Today's writing prompt was "be", or "just be"...so here goes.
Don't grow up too fast. Just be 7 for awhile. Play puppies and make signs for your bedroom door that say "Keap Oot". Do a forward roll to get from one place to another instead of walking. Paint your toenails red with blue polka dots and think it's the most beautiful design that anyone has ever invented. Skip a shower so you smell like sweat and dirt for one day. Laugh your absurd little laugh for no particular reason even though I just told you it was time to quiet down. Just be.
Don't worry about what you want to be when you grow up - just be exactly who you want to be right now. A budding gymnast, an artist, an ice skating construction worker, horseback champion, a farmer, puppy trainer extraordinaire! Think less about the things you possess or wish to possess and how to be successful later in life so that you can have more things, and think more about how to build a rocket launcher from all of the things you find in your playroom. Just be.

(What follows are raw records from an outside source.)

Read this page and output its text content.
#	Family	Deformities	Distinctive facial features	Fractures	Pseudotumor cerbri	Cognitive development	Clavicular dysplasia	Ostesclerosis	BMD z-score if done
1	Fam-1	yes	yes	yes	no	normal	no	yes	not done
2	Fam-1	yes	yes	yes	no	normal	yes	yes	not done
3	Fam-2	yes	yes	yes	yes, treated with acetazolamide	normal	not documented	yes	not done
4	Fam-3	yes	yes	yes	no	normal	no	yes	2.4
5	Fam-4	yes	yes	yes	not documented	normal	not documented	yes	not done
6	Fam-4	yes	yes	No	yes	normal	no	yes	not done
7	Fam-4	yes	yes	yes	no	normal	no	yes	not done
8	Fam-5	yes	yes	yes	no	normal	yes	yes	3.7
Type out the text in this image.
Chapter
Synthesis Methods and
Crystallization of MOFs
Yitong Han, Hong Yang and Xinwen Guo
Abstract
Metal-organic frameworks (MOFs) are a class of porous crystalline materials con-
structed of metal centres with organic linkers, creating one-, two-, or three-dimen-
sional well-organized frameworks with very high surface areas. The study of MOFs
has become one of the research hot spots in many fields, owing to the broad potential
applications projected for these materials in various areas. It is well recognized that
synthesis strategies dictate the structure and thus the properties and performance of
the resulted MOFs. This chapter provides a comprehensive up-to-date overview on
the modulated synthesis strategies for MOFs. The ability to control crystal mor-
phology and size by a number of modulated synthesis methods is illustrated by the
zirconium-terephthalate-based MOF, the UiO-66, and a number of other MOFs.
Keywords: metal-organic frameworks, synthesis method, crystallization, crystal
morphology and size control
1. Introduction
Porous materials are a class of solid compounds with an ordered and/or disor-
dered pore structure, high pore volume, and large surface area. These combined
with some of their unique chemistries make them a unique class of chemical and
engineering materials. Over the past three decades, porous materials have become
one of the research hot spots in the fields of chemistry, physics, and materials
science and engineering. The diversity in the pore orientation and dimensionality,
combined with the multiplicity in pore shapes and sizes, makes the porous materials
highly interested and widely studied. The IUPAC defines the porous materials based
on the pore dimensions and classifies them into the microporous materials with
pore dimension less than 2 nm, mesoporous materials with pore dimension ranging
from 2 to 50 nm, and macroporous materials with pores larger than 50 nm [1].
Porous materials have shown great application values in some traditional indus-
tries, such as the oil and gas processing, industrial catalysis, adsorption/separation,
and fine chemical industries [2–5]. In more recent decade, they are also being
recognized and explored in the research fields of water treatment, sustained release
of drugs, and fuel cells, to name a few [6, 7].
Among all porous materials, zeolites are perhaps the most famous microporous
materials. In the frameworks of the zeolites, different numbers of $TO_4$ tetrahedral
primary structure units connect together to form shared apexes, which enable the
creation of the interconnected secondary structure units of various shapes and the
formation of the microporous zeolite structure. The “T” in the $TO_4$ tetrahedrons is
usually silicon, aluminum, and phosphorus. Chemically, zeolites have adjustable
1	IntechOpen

Be funny, be sweet, be sassy, be bitter. Be cranky, be sleepy, be silly, be serious. Be helpful, be kind, be excited, be cautious. Be whatever it is you want to be right now. But just be.
Very soon, it will be time to be an adult. You will have to be serious when your heart wants to laugh. You will need to be helpful when you want to be selfish. You will need to be calm when your body wants to run. For now, I hope you'll be 7, and be whatever you want to be.